Politically, although the indicator for state legitimacy improved slightly in this year’s Index, it did not show marked improvement, demonstrating that many Kyrgyz citizens still do not perceive the government to be fair or representative. Similarly, the score which measures political factionalization also stayed the same, despite a coalition government led by Interim President Roza Otunbayeva, who pursued vast constitutional reforms that led to making parliament the main decision-making body. Her decision to step aside peacefully in October of 2011, making way for the former Prime Minister and Kyrgyz businessman, Almazbek Atambayev, was also a first in the history of a country where leaders had once viciously clung to power.
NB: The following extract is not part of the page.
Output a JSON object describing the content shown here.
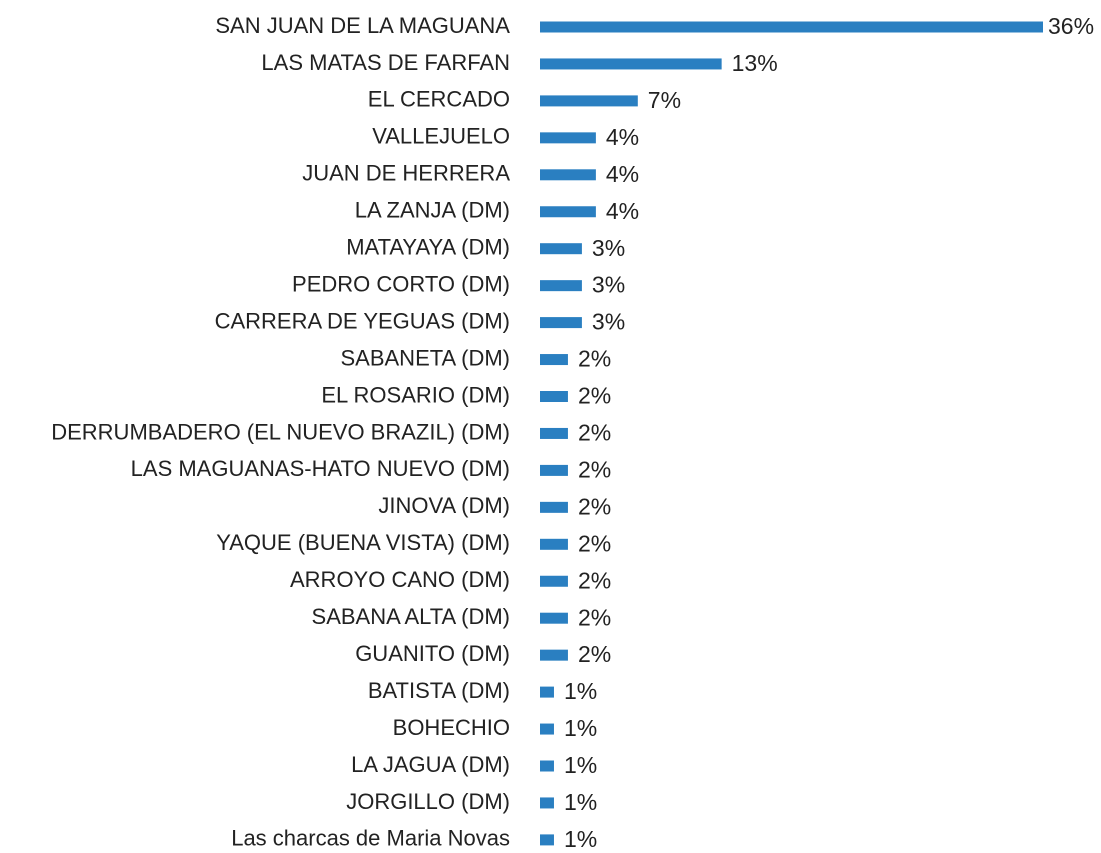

President Atambayev, since assuming the helm, has promised to repair the fractured political landscape and move Kyrgyzstan firmly on a path to economic reform through partnerships with its Central Asian neighbors and Russia. However, although official numbers indicate that he won the election with more than 60% of the vote, an OSCE report declaring “significant irregularities,” and the failure of his two main challengers to accept the results cast a shadow over the process. Finally, the economic outlook in Kyrgyzstan in 2011 continued to be bleak. Unlike its oil and gas rich neighbors, the economy is largely agricultural and deeply vulnerable to dips and peaks in global prices on commodities. Moreover, its landlocked status also makes it highly dependent on its neighbors and Russia for imports, which often are used as political gambling chips, making the provision of basic goods and services highly unstable.

In both the 2011 and 2012 Failed States Index, Kyrgyzstan has been one of the most volatile players. While its improvements this year, such as the peaceful transition of power and the constitutional reforms that ushered in a more powerful Parliament are to be commended, it will take some time to determine if these gains will hold. Most pressingly, the deep ethnic cleavages that still divide the North and South of the country, and the continued repression of minority rights, are issues that could quickly cause the country to backslide into conflict. Additionally, while the country has made overtures towards repairing hostile relations with its neighbors, dynamics from both inside and outside the country could quickly undermine those gains if not carefully balanced. In sum, only time will tell whether Kyrgyzstan’s much improved standing is representative of true reform or if its gains are only skin deep.